1. This site uses cookies. By continuing to use this site, you are agreeing to our use of cookies. Learn More.

Computer processors

Discussion in 'PC hardware help' started by SherylM, May 22, 2007.

  1. SherylM

    SherylM Member

    Joined:
    May 15, 2006
    Messages:
    10
    Likes Received:
    0
    Trophy Points:
    11
    If I understand this correctly, a processor that has 1.6 Ghz in a Desktop will run faster than the same processor labeled 1.6 Ghz in a laptop. Is that correct? And if so, here's my problem: I want to buy a laptop. My desktop has 2.80Ghz which easily handles the stuff I need it to - perhaps it's more than I need -- I can't be sure (I just know it works). (I have kind of a big program that allows me to trade futures in real time.) I need to be able to know how big of a processor it will take for a laptop to handle the same thing. And apparently the 'dual core' adds somthing to the mix. Is there a conversion chart somewhere, or even a rule of thumb, that I can use to help me decide how big and what I need to buy?

    Thanks again to all for your help.
     
  2. Indochine

    Indochine Regular member

    Joined:
    Dec 21, 2006
    Messages:
    1,485
    Likes Received:
    0
    Trophy Points:
    46
    Not exactly. Desktop processors, until recently, ran at full speed all the time, whereas laptop processors are designed to slow down when the workload is light, and speed up again when an intensive task is started. That way, they run cooler and use less power, important considerations in a laptop stuation when a battery supplies power.

    These days, this technology is moving into desktop processors, so the difference is becoming less clear cut.

    You have to compare like with like though. If you had a 1.6 GHz desktop Pentium 4, and a laptop with a mobile 1.6 GHz Pentium 4 type processor, you would expect them to do work at a roughly similar rate, if they had the same amount of memory.

    A laptop with a 2.8 GHz processor might well chew through its workload at roughly the same rate as a desktop equipped with the same speed processor would. A dual core processor can run certain software faster, only if that software has been written to take advantage of the dual cores.

    Horses for courses is the motto. Some laptops are designed to supplement a desktop PC, that is, compromises are made in the design to achieve lightness, lower cost, and battery life. You don't mind things taking longer because you have the mobility. If you envisaged doing mostly basic office tasks this would be the type to consider. Other laptops are full-on desktop replacements, with big displays, better keyboards, powerful processors, plenty of memory, and large hard disks. This comes at a price though, both at initial purchase time and in the event of any repairs or upgrades being needed later.
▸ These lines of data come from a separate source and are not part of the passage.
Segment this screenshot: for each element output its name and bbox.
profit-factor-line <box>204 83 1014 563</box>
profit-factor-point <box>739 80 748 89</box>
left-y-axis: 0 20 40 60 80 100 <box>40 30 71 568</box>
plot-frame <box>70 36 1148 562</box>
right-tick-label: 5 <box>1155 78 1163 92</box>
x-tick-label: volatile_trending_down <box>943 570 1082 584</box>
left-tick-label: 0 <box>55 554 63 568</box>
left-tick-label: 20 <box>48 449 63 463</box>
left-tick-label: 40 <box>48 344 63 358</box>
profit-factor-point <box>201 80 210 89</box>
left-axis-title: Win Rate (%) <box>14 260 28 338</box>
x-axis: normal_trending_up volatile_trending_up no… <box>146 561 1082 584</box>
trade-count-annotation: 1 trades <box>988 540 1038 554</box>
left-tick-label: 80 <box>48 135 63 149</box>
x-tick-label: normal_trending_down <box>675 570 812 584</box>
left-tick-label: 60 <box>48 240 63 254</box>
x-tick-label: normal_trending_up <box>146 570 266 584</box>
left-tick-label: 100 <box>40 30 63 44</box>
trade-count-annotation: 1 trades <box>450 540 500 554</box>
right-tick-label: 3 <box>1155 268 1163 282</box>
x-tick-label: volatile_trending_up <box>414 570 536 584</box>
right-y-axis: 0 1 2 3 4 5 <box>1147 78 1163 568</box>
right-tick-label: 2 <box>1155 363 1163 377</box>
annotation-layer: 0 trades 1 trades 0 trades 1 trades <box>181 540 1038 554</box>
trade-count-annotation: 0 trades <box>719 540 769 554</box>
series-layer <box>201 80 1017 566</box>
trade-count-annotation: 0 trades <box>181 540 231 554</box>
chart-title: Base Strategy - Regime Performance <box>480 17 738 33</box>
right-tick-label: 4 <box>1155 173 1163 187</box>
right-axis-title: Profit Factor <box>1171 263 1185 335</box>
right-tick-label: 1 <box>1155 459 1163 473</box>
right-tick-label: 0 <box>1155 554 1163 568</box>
    A slower laptop can do all the things a faster one can, it just takes longer.

    Hope this helps. You could purchase some computer magazines that have articles about laptop buying decisions and reviews
     
  3. SherylM

    SherylM Member

    Joined:
    May 15, 2006
    Messages:
    10
    Likes Received:
    0
    Trophy Points:
    11
    Thank you so much for that comprehensive and easy to understand answer. I will check out the magazines to which you refer and see what they recommend, too.